There appears to be little disease in either winter or spring oats at any of the trial sites.
14 May 2013
GS 31-32. There are traces of Septoria tritici coming into more susceptible varieties in both winter wheat trials at Hillsborough and Crossnacreevy. All are below 1percent but with the wet weather at the moment and in the next week or so, this splash-dispersed disease could travel up the plants and reach significant levels if unchecked. Apply T1 fungicide for protection at first available opportunity if not already sprayed.
The disease observation plots at Crossnacreevy do not have any disease at present, but the trial at Hillsborough has significant levels of Rhynchosporium infection (>5%) in susceptible varieties such as Saffron and KWS-Cassia. Several more resistant varieties (for example, Volume, KWS Meridian and Florentine) have no Rhynchosporium as yet. As with Septoria in wheat, Rhynchosporium can spread quickly in wet weather and Trace amounts (<1%) of spotting has been recorded in four varieties - this could be the start of Ramularia. Trial plots are at GS32; however the most forward crops on farm have already flag leaves emerged GS37-39, the latest timing for plant growth regulator (PGR). Previously applied T1 spray should provide sufficient protection for three weeks. A shorter interval between T1 and T2 applications may be justified if disease levels are high in crop. If forecast weather is unsettled it may be better to shorten the interval than risk being unprotected.

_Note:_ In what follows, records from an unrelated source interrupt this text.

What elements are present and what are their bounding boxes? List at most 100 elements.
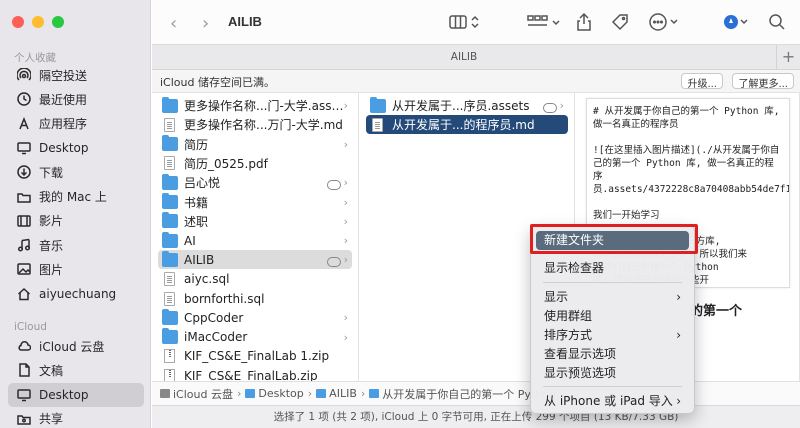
sidebar-item-label: 下载 — [39, 165, 64, 180]
sidebar-item-icloud-1[interactable]: 文稿 — [8, 358, 144, 382]
menu-item-1[interactable]: 显示检查器 — [536, 259, 689, 278]
menu-item-label: 从 iPhone 或 iPad 导入 — [544, 394, 673, 408]
search-icon[interactable] — [768, 12, 786, 32]
tab-bar: AILIB + — [152, 44, 800, 70]
file-row[interactable]: aiyc.sql — [158, 270, 352, 289]
document-icon — [164, 291, 175, 306]
chevron-right-icon: › — [343, 330, 348, 344]
folder-icon — [316, 389, 327, 398]
folder-row[interactable]: 述职 › — [158, 212, 352, 231]
folder-row[interactable]: AILIB › — [158, 250, 352, 270]
tab-ailib[interactable]: AILIB — [152, 51, 776, 63]
folder-row[interactable]: AI › — [158, 231, 352, 250]
file-row[interactable]: bornforthi.sql — [158, 289, 352, 308]
close-window-button[interactable] — [12, 16, 24, 28]
sidebar-item-fav-7[interactable]: 音乐 — [8, 233, 144, 257]
path-segment[interactable]: iCloud 云盘 — [160, 386, 233, 402]
group-icon[interactable] — [526, 12, 564, 32]
folder-row[interactable]: iMacCoder › — [158, 328, 352, 347]
folder-row[interactable]: 从开发属于...序员.assets › — [366, 96, 568, 115]
file-row[interactable]: KIF_CS&E_FinalLab.zip — [158, 366, 352, 381]
chevron-right-icon: › — [343, 137, 348, 151]
icloud-storage-banner: iCloud 储存空间已满。 升级... 了解更多... — [152, 70, 800, 93]
path-segment[interactable]: AILIB — [316, 387, 357, 400]
zip-file-icon — [164, 368, 175, 381]
view-columns-icon[interactable] — [448, 12, 482, 32]
folder-icon — [162, 96, 178, 113]
chevron-right-icon: › — [343, 99, 348, 112]
sidebar-item-icloud-3[interactable]: 共享 — [8, 407, 144, 428]
folder-row[interactable]: 书籍 › — [158, 193, 352, 212]
tag-icon[interactable] — [610, 12, 630, 32]
sidebar-item-label: 隔空投送 — [39, 68, 88, 83]
share-icon[interactable] — [576, 12, 592, 32]
menu-separator — [543, 282, 682, 283]
sidebar-item-fav-3[interactable]: Desktop — [8, 136, 144, 160]
sidebar-item-label: Desktop — [39, 140, 89, 155]
shared-folder-icon — [16, 411, 32, 427]
airdrop-icon — [16, 67, 32, 83]
row-label: KIF_CS&E_FinalLab.zip — [184, 368, 318, 381]
sidebar-item-icloud-2[interactable]: Desktop — [8, 382, 144, 407]
sidebar-item-label: aiyuechuang — [39, 286, 117, 301]
back-icon[interactable]: ‹ — [170, 13, 177, 34]
sidebar-item-fav-9[interactable]: aiyuechuang — [8, 282, 144, 306]
path-segment[interactable]: 从开发属于你自己的第一个 Python — [369, 386, 556, 402]
chevron-right-icon: › — [343, 176, 348, 190]
folder-icon — [162, 135, 178, 152]
zoom-window-button[interactable] — [52, 16, 64, 28]
menu-item-4[interactable]: 排序方式 › — [536, 326, 689, 345]
sync-status-icon[interactable] — [723, 12, 751, 32]
zip-file-icon — [164, 349, 175, 364]
row-label: KIF_CS&E_FinalLab 1.zip — [184, 349, 330, 364]
sidebar-item-fav-5[interactable]: 我的 Mac 上 — [8, 185, 144, 209]
menu-item-7[interactable]: 从 iPhone 或 iPad 导入 › — [536, 392, 689, 411]
path-separator-icon: › — [307, 387, 313, 400]
sidebar-item-fav-1[interactable]: 最近使用 — [8, 87, 144, 111]
chevron-right-icon: › — [343, 253, 348, 267]
sidebar-item-fav-0[interactable]: 隔空投送 — [8, 63, 144, 87]
sidebar-item-label: 共享 — [39, 412, 64, 427]
menu-item-label: 查看显示选项 — [544, 347, 617, 361]
preview-heading: 的第一个 — [690, 304, 743, 319]
row-label: 简历 — [184, 137, 209, 152]
folder-row[interactable]: 吕心悦 › — [158, 173, 352, 192]
sidebar-item-fav-4[interactable]: 下载 — [8, 160, 144, 184]
submenu-chevron-icon: › — [676, 290, 681, 304]
forward-icon[interactable]: › — [202, 13, 209, 34]
upgrade-button[interactable]: 升级... — [681, 73, 723, 90]
row-label: 更多操作名称...门-大学.assets — [184, 99, 344, 113]
cloud-icon — [160, 389, 170, 398]
sidebar-item-fav-8[interactable]: 图片 — [8, 257, 144, 281]
menu-item-5[interactable]: 查看显示选项 — [536, 345, 689, 364]
file-row[interactable]: 从开发属于...的程序员.md — [366, 115, 568, 135]
clock-icon — [16, 91, 32, 107]
sidebar-item-icloud-0[interactable]: iCloud 云盘 — [8, 334, 144, 358]
document-icon — [372, 117, 383, 132]
menu-item-label: 显示预览选项 — [544, 366, 617, 380]
sidebar-item-fav-6[interactable]: 影片 — [8, 209, 144, 233]
chevron-right-icon: › — [559, 99, 564, 112]
folder-row[interactable]: 简历 › — [158, 135, 352, 154]
sidebar-item-label: 影片 — [39, 214, 64, 229]
folder-row[interactable]: 更多操作名称...门-大学.assets › — [158, 96, 352, 115]
folder-icon — [162, 231, 178, 248]
folder-row[interactable]: CppCoder › — [158, 308, 352, 327]
path-segment[interactable]: Desktop — [245, 387, 304, 400]
file-row[interactable]: 更多操作名称...万门-大学.md — [158, 115, 352, 134]
sidebar-item-fav-2[interactable]: 应用程序 — [8, 112, 144, 136]
more-actions-icon[interactable] — [648, 12, 682, 32]
new-tab-button[interactable]: + — [776, 45, 800, 70]
status-bar: 选择了 1 项 (共 2 项), iCloud 上 0 字节可用, 正在上传 2… — [152, 405, 800, 428]
menu-item-2[interactable]: 显示 › — [536, 288, 689, 307]
column-desktop: 更多操作名称...门-大学.assets › 更多操作名称...万门-大学.md 简历… — [152, 93, 359, 381]
minimize-window-button[interactable] — [32, 16, 44, 28]
file-row[interactable]: 简历_0525.pdf — [158, 154, 352, 173]
menu-item-6[interactable]: 显示预览选项 — [536, 364, 689, 383]
desktop-icon — [16, 387, 32, 403]
row-label: AILIB — [184, 252, 215, 267]
row-label: bornforthi.sql — [184, 291, 265, 306]
menu-item-3[interactable]: 使用群组 — [536, 307, 689, 326]
file-row[interactable]: KIF_CS&E_FinalLab 1.zip — [158, 347, 352, 366]
learn-more-button[interactable]: 了解更多... — [732, 73, 794, 90]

Most spring barley has emerged and is clean from disease at present. Where necessary apply nitrogen to emerged crops. Weeds have germinated in the earliest drilled crops and are now at the two to four leaf stage, ideal timing to achieve good weed control. Opportunity to tank mix PGR with herbicide to encourage tillering in addition to keeping straw length short.
22 April 2013
The combination of a wet autumn and cold winter has resulted in crops that are little further forward in mid April than they were in mid February. In the last week a rise in temperatures has seen crops finally starting to grow. Most winter sown barley, wheat and oats are around GS25-26, with the most advanced crops at GS30-31. Main Nitrogen top dressings and remaining Phosphate, Potash and Sulphur applications should be applied to winter crops, so that as conditions warm up there will be nutrients in the ground to meet the rapid growth phase through to ear emergence.
As a result of the cold conditions and relatively little leaf area there is no disease noted at the trial sites. Growers are advised to check their crops to assess the base level of disease and plan ahead for T1 applications to keep disease out.